It's a question with which eight consecutive men have wrestled. Regardless of how heartbreaking or lopsidedly wrong their answer, each of those eight men have invariably failed to find the right combination of words and techniques to explain: What makes you so different? What makes you the man who will finally defeat Georges St-Pierre?
"It's a feeling," the ninth man in line, Johny Hendricks, said simply on Monday. "It's that desire, that want. It's something inside of me that you can't explain.
"Here's the thing, you never know when you're going to win, you never know when you're going to lose. That's the beauty of our sport. I believe that this is my time. I've done everything that I can, and realistically, in the last six and a half years, I've only lost once, too. I'm a lot younger fighter (than St-Pierre), and I'm still developing, which I'm very grateful for," Hendricks continued.
"He's just a man, just like I am."
St-Pierre may indeed just be a man, but in terms of the history books, his division-mates look like boys.
At the mere age of 32, St-Pierre has essentially rendered every welterweight record obsolete. He tied Matt Hughes' mark for most consecutive 170-pound title defenses back in 2010, then eclipsed it the next year at the largest UFC event in North American history. He won the only champion vs. champion bout in UFC history, is currently tied with Hughes for the most wins ever in the promotion (18), and trails only Anderson Silva for the most consecutive overall title defenses (8). He is the UFC's highest consistent pay-per-view draw, and headlined five of the 10 best selling non-Lesnar pay-per-views of all-time.
By comparison, Hendricks has yet to fight in a UFC main event. Yet the former two-time NCAA champion scoffs at the idea that he is inexperienced when it comes to the spotlight.
"Man, I've been under the lights since my freshmen year in high school," Hendricks said. "I wrestled 140 matches in high school. I wrestled 140 matches in college. That spotlight doesn't get much more than that. I've been competing my whole life. Who cares about the spotlight? Who cares about all this other crap? I'm facing a man. I'm facing Georges St-Pierre. You see what I'm saying? Experience? I have plenty of experience.
"Here's the thing, is that I don't have to showcase my whole skillset to win fights," Hendricks continued. "I haven't had to. Now this fight I might have to. I have jiu-jitsu, I have wrestling, I have power, I have striking. So where is the inexperience or the lack of something? Everybody keeps saying (it) every fight. ‘He's fighting Kampmann, better striker. ‘He's fighting Condit, a better striker.' Where did I win those fights at? Everybody keeps doubting me, and I love that.
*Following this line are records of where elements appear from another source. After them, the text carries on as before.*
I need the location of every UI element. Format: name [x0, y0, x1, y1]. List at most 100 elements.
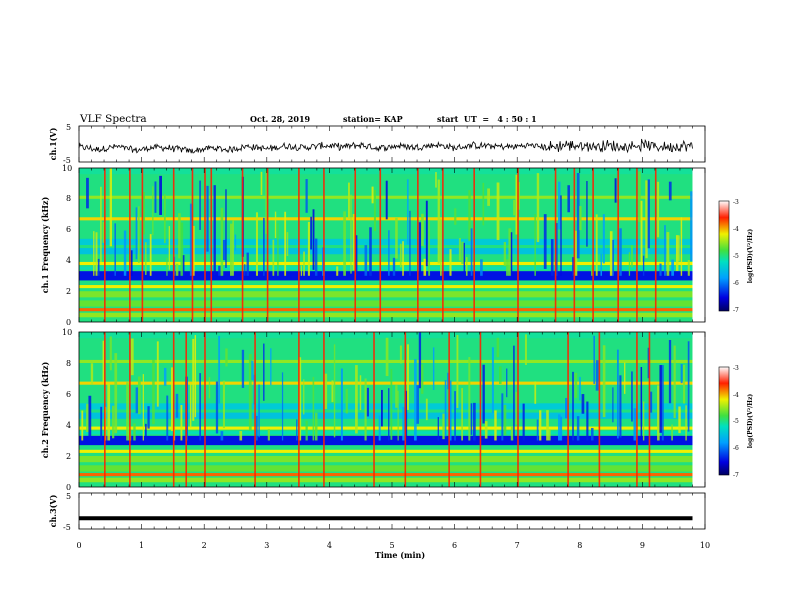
ch2-spectrogram-noise-column	[524, 334, 527, 366]
ch1-ytick-4: 4	[66, 256, 71, 265]
ch1-spectrogram-noise-column	[137, 206, 140, 263]
ch1-spectrogram-noise-column	[222, 239, 226, 261]
ch2-spectrogram-sferic	[104, 332, 106, 487]
ch2-spectrogram-noise-column	[473, 402, 476, 441]
ch2-spectrogram-noise-column	[189, 383, 192, 428]
ch1-spectrogram-sferic	[442, 168, 444, 322]
ch2-spectrogram-noise-column	[163, 367, 167, 386]
ch1-waveform-ticks	[78, 126, 706, 162]
ch2-spectrogram-noise-column	[546, 410, 549, 441]
ch2-spectrogram-noise-column	[624, 362, 626, 394]
ch1-spectrogram-sferic	[473, 168, 475, 322]
ch2-spectrogram-noise-column	[385, 337, 389, 377]
ch1-spectrogram-sferic	[617, 168, 619, 322]
ch2-spectrogram-sferic	[373, 332, 375, 487]
ch2-spectrogram-noise-column	[591, 428, 594, 441]
ch1-spectrogram-sferic	[554, 168, 557, 322]
ch1-spectrogram-noise-column	[234, 234, 237, 251]
ch1-ytick-6: 6	[66, 225, 71, 234]
ch1-spectrogram-noise-column	[572, 257, 575, 276]
ch3-waveform-frame	[78, 492, 706, 530]
ch2-spectrogram-noise-column	[631, 371, 633, 422]
ch1-spectrogram-band	[79, 223, 705, 227]
ch1-spectrogram-noise-column	[175, 263, 179, 276]
ch1-colorbar-label: log(PSD)(V²/Hz)	[747, 229, 754, 284]
ch2-spectrogram-noise-column	[298, 357, 302, 441]
ch2-spectrogram-noise-column	[333, 344, 336, 438]
ch2-spectrogram-noise-column	[671, 424, 673, 441]
ch2-spectrogram-noise-column	[109, 336, 112, 371]
ch2-spectrogram-noise-column	[395, 385, 398, 408]
ch2-spectrogram-noise-column	[130, 338, 134, 376]
ch1-spectrogram-noise-column	[659, 263, 662, 276]
ch2-spectrogram-sferic	[204, 332, 206, 487]
ch1-spectrogram-noise-column	[536, 173, 540, 243]
ch1-spectrogram-noise-column	[168, 226, 171, 270]
ch2-spectrogram-band	[79, 477, 705, 483]
ch1-spectrogram-sferic	[323, 168, 325, 322]
ch2-spectrogram-noise-column	[642, 401, 645, 441]
ch2-spectrogram-noise-column	[444, 380, 447, 437]
date-label: Oct. 28, 2019	[250, 114, 311, 124]
ch1-ytick-8: 8	[66, 194, 71, 203]
ch2-spectrogram-noise-column	[560, 416, 563, 441]
ch1-spectrogram-noise-column	[543, 214, 547, 269]
ch1-colorbar: -3 -4 -5 -6 -7 log(PSD)(V²/Hz)	[718, 199, 754, 314]
ch2-spectrogram-noise-column	[501, 393, 504, 441]
x-axis-tick-labels: 0 1 2 3 4 5 6 7 8 9 10	[76, 541, 710, 550]
ch2-spectrogram-band	[79, 456, 705, 463]
ch1-spectrogram-noise-column	[463, 242, 465, 276]
ch1-spectrogram-noise-column	[272, 239, 275, 276]
ch1-spectrogram-sferic	[636, 168, 638, 322]
ch1-spectrogram-noise-column	[182, 255, 185, 276]
ch2-spectrogram-noise-column	[126, 382, 129, 441]
ch1-spectrogram-sferic	[172, 168, 175, 322]
ch1-spectrogram-noise-column	[284, 211, 287, 276]
ch1-spectrogram-noise-column	[263, 217, 265, 276]
ch2-spectrogram-noise-column	[612, 387, 614, 423]
ch2-spectrogram-band	[79, 449, 705, 453]
ch1-spectrogram-noise-column	[244, 264, 246, 276]
ch2-spectrogram-ticks	[78, 332, 706, 487]
ch1-spectrogram-noise-column	[555, 223, 558, 276]
ch2-spectrogram-sferic	[404, 332, 407, 487]
ch2-spectrogram-noise-column	[449, 380, 452, 441]
ch1-spectrogram-band	[79, 285, 705, 289]
ch1-spectrogram-noise-column	[145, 242, 147, 275]
ch1-spectrogram-noise-column	[666, 232, 670, 276]
ch1-spectrogram-noise-column	[385, 180, 388, 220]
ch1-spectrogram-noise-column	[192, 225, 195, 276]
ch2-spectrogram-noise-column	[86, 403, 89, 432]
ch1-spectrogram-noise-column	[149, 234, 152, 276]
ch1-spectrogram-band	[79, 312, 705, 318]
ch2-spectrogram-noise-column	[135, 387, 139, 414]
ch2-spectrogram-noise-column	[586, 401, 589, 441]
ch1-spectrogram-sferic	[204, 168, 206, 322]
ch1-spectrogram-sferic	[654, 168, 657, 322]
ch2-spectrogram-noise-column	[470, 403, 473, 435]
ch2-spectrogram-noise-column	[574, 372, 578, 398]
x-tick-label: 8	[577, 541, 582, 550]
ch2-spectrogram-noise-column	[145, 423, 147, 441]
ch2-spectrogram-noise-column	[668, 339, 672, 404]
ch1-spectrogram-noise-column	[482, 182, 485, 226]
ch1-spectrogram-noise-column	[423, 258, 427, 276]
ch1-ytick-top: 5	[66, 123, 71, 132]
ch1-spectrogram-noise-column	[265, 170, 267, 234]
ch1-spectrogram-noise-column	[435, 172, 437, 188]
ch1-spectrogram-sferic	[417, 168, 419, 322]
ch1-spectrogram-sferic	[241, 168, 244, 322]
ch2-spectrogram-noise-column	[267, 429, 270, 441]
ch1-spectrogram-noise-column	[402, 241, 404, 276]
ch2-spectrogram-noise-column	[416, 385, 419, 424]
ch1-spectrogram-noise-column	[567, 185, 570, 213]
ch1-spectrogram-noise-column	[180, 222, 184, 276]
x-tick-label: 6	[452, 541, 457, 550]
ch2-spectrogram-noise-column	[513, 345, 515, 439]
ch1-waveform-trace	[78, 138, 693, 154]
ch1-spectrogram-noise-column	[657, 181, 660, 238]
ch2-spectrogram-band	[79, 465, 705, 472]
ch2-spectrogram-noise-column	[263, 343, 265, 401]
ch1-ytick-0: 0	[66, 318, 71, 327]
ch2-spectrogram-noise-column	[270, 348, 272, 386]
I absolutely love that."
Despite a lengthy and impressive list of past accomplishments, when Hendricks meets St-Pierre at UFC 167, that fact remains that it'll be the first five-round fight of Hendricks' career. "Bigg Rigg" faded late during his March contest against Carlos Condit, but he has taken strides to improve that aspect of his game ahead of Saturday night.
"I was pushing myself to the limit everyday that I possibly could," Hendricks flatly said. "I think, now, I am ready.
"One thing I've learned, if you watch all my fights, I push very, very hard the first two rounds, because I have to win two out of three, right? Well now I've got to win three out of five. So that changed up the way I'm looking for stuff. I've worked a lot on my boxing, a lot on my kickboxing, to not only just go for the kill, but also to set up the kill. That's something that I'm looking forward to, to see how that adapts, see if I can translate what I've learned these last four months into the Octagon."
Still a blue-collar boy from Oklahoma at heart, Hendricks maintains that the mantra of his camp has been to put in the extra work every day, regardless of circumstances. Part of that training has included occasional trips back to his alma mater, Oklahoma State University, to challenge collegiate standouts on the wrestling mats where Hendricks first built his legend.
"Whenever I go back, I feel the different desire of these young men," Hendricks said. "First it was, ‘Johny is a national champion.' Now they want to push me and try to beat me because of what I'm trying to accomplish here. My wrestling is getting sharper each time I go back. My coaches say that right now I could probably go back and still wrestle and tryout for the Olympics, and that means a lot to me.
"It's hard. Don't get me wrong. It's a brutal grind, a constant grind; but that's what I love about it. It's a grind that you can't get anywhere else, and that's what this fight is going to be. It's going to be a grind. If I have any chance of winning, I have to grind. I have to move forward, and that's what wrestling has taught me through many years. That's why I want to get back to those roots."
Hendricks is no fool. He watched what happened when Chris Weidman dethroned a king; he knows that Saturday offers a life-changing opportunity, a chance to build a legend on the grandest stage of the year. But all the pomp and circumstance means nothing if he allows himself to forgot the present, to get ahead of his goals and wind up as number nine on St-Pierre's slow march to history.
"You enjoy the ride, but don't focus on the ride," Hendricks concluded. "I know it's the 20th anniversary, but that's at the back of my mind. My main focus is Georges St-Pierre, of course, and right now it's making 170. As soon as I make 170, then that's when all the fun begins."